Hi8 Air

It takes a few tries to clean-install Win10 1909 on Hi8 Air, an orphan dual-OS tablet from Chuwi, WiFi no longer activates automatically after booting into Windows. The go-around is to click Android on the 10-sec countdown dual boot menu, wait until the menu re-appears, then boot into Windows. The UEFI/BIOS has an entry of Android which is charged with powering up the modem. Short of re-flashing a single-boot UEFI (if that is available at all), if anybody has a solution on how to activate the modem from within Windows, please advise. The usual updating the driver or using an external network adapter also does not work.

Update: download SwitchNow post by the management, and as instructed, disable Android, the tablet now boots directly into Windows and WiFi works as well.

Turns out Hi8 Air is well-suited for Win10 v1909. Clean install Win10, however, is a must. The much-needed disk space occupied by Android 5.1 (around 6G) also must be reclaimed. The final disk size is 29G, after installation plus some additional software, only 4-5G free space is left (also depending on how Win10 manages the Pagefile).

It is much easier to use a multi-port USB hub to link the bootable USB drive (with Win10 files downloaded from Microsoft), a mouse, and a keyboard. First, use Double Driver (freeware) to backup drivers before the clean-install process, then restore them after v1909 is installed, totally hassle-free.

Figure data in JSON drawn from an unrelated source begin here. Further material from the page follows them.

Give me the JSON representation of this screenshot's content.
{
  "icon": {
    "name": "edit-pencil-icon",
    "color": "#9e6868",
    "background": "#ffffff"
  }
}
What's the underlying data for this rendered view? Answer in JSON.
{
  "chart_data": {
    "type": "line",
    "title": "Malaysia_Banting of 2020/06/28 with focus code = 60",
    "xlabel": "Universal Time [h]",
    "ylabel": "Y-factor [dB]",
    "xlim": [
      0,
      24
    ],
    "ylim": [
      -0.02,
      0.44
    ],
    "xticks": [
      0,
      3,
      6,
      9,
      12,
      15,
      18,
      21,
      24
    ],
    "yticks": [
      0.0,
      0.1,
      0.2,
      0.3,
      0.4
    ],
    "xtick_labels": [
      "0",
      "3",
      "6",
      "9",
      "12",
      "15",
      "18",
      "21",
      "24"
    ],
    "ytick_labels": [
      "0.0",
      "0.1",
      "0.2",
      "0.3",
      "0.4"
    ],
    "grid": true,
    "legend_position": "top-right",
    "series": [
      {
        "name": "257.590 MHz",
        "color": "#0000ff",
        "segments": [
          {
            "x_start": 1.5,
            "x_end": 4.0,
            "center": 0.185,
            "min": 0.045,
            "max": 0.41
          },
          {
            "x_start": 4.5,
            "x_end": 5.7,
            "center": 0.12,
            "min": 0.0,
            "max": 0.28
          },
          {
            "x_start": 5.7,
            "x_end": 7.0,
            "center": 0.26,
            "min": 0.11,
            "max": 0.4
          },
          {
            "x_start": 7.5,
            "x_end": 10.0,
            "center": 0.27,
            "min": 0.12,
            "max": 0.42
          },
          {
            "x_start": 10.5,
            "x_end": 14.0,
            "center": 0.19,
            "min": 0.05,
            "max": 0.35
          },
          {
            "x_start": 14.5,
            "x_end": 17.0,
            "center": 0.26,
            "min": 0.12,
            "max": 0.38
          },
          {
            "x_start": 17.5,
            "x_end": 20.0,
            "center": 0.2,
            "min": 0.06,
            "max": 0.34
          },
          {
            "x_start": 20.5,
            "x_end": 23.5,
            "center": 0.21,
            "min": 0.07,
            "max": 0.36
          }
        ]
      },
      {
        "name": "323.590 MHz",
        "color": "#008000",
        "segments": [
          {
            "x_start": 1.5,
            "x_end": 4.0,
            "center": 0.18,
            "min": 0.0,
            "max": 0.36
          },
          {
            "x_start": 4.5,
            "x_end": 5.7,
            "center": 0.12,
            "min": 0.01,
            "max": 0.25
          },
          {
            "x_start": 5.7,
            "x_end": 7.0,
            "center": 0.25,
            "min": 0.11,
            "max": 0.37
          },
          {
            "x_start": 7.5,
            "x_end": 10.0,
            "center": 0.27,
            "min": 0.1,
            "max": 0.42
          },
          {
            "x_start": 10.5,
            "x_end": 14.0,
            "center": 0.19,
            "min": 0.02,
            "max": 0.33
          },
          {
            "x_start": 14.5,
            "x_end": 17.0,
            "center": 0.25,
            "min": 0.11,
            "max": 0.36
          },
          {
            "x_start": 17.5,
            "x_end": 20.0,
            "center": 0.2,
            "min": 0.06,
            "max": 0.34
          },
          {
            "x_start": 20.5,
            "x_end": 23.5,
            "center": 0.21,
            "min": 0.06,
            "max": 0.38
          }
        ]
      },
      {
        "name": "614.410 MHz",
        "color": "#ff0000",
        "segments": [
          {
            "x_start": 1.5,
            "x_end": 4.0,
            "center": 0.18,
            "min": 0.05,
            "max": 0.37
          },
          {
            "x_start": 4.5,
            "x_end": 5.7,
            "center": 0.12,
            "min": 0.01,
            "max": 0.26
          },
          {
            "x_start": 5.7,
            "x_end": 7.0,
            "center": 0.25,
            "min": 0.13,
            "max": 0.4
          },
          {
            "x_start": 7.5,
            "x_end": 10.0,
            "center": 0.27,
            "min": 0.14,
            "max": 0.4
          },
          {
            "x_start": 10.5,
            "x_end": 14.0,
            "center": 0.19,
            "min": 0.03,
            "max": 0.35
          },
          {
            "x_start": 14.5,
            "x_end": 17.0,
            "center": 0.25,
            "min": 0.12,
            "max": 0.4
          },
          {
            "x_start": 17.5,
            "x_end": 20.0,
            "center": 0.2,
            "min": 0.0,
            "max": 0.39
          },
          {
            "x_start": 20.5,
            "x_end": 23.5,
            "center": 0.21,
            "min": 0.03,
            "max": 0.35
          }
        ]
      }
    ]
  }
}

Issues that maybe encountered include the following:

  1. To enter UEFI/BIOS, hitting ESC works, but not F7. Alternatively, go to settings, update & security, recovery, troubleshooting, and start UEFI there. Go to Boot page to change boot order, or to Save page to override boot order and hit USB to start installing from USB.
  2. After installation starts, an error window may show up, something about missing files, that eventually ends in cancellation. This is a USB drive issue, it may have to be slow-formatted in FAT32 first before downloading onto it the Win10 files. This step may have to be repeated a few times, very annoying. A brand new USB drive may also be OK. Eventually, installation will succeed leading up to a few Win10 setup pages. No activation is needed (even before WiFi is set up).
  3. Hi8 Air does not use SwitchNow, instead, it has Insyde Q25 hiding in the Recovery/OEM folder, this partition is deleted and replaced with a new 450MB Recovery when installing the new Win10. So, the 10-sec countdown Android-Wndows selection menu will still remain. To get rid of it, download SwitchNow from this forum, click it to see the boot into Android option, pick No, then pick Uninstall, now the tablet will boot into Windows directly. If Yes is clicked, the tablet will boot into the now non-existent Android and return with a Repair screen that requires hooking up both mouse and keyboard to reboot into Windows.
2 Likes

After waiting for Win10 to update itself from 1909 to 2004, in vain, I have clean-installed it. Be sure to do DoubleDrive to back up drivers onto a storage USB drive first. Again, a multiport USB hub is needed to hook up the bootable USB drive, mouse and keyboard. Then download a copy of 2004 ISO from Microsoft and do Rufus to install the ISO and make a bootable USB drive. Important to note is in Rufus setting, uncheck quick format and set cluster size to 4096 (otherwise an error code 0x8007025D may show which results in caceling the installation). After successful win10 installation, restore all drivers with the USB drive with the DD backup.

Update: Again, 22H2 can only be clean installed on this orphan PC. Again, the procedures described above must be followed, or the installation will end in failure.

For this orphan Hi8 Air, there is a new use, namely by clean-installing Tiny11, i.e., Windows 11 Lite, it seems to live again. Just download the iso, use Rufus to burn it on a usb drive. In BIOS, force boot from the usb, and the installation was quite uneventful. Eventually the OS takes up only around 14 G, which is nice. There are lots of tweaking, however, first the drivers must be restored with Double Driver backed up from previously installed Win10 22H2. The new version of Tiny11 is supposed to be based on Win10 Pro, but it turns out to be Win10 Enterprise. To activate it, use kmclientkey, i.e., product key, from Microsoft. Use admin command line is simple enough, requiring only 3 steps. The only thing that does not work is the audio driver, the work-around is to use a bluetooth earbuds. A surprise is the built-in wifi antenna is now working reasonably well.

1 Like

In January, 2024, it is now a Linux Mint 21.3 machine. Barebone. Sound is through bluetooth earbuds and keyboard-mouse through a wireless Logitech K400r. All built-in hardwares don’t work. Awaiting new kernels that might fix the issue.

thank you so much for updating the post, im sure many other users that still have this tablet will appreciate

Well, since no support from Linux, this Chuwi Hi8 Air will now remain a Linux Mint desktop PC with all functions.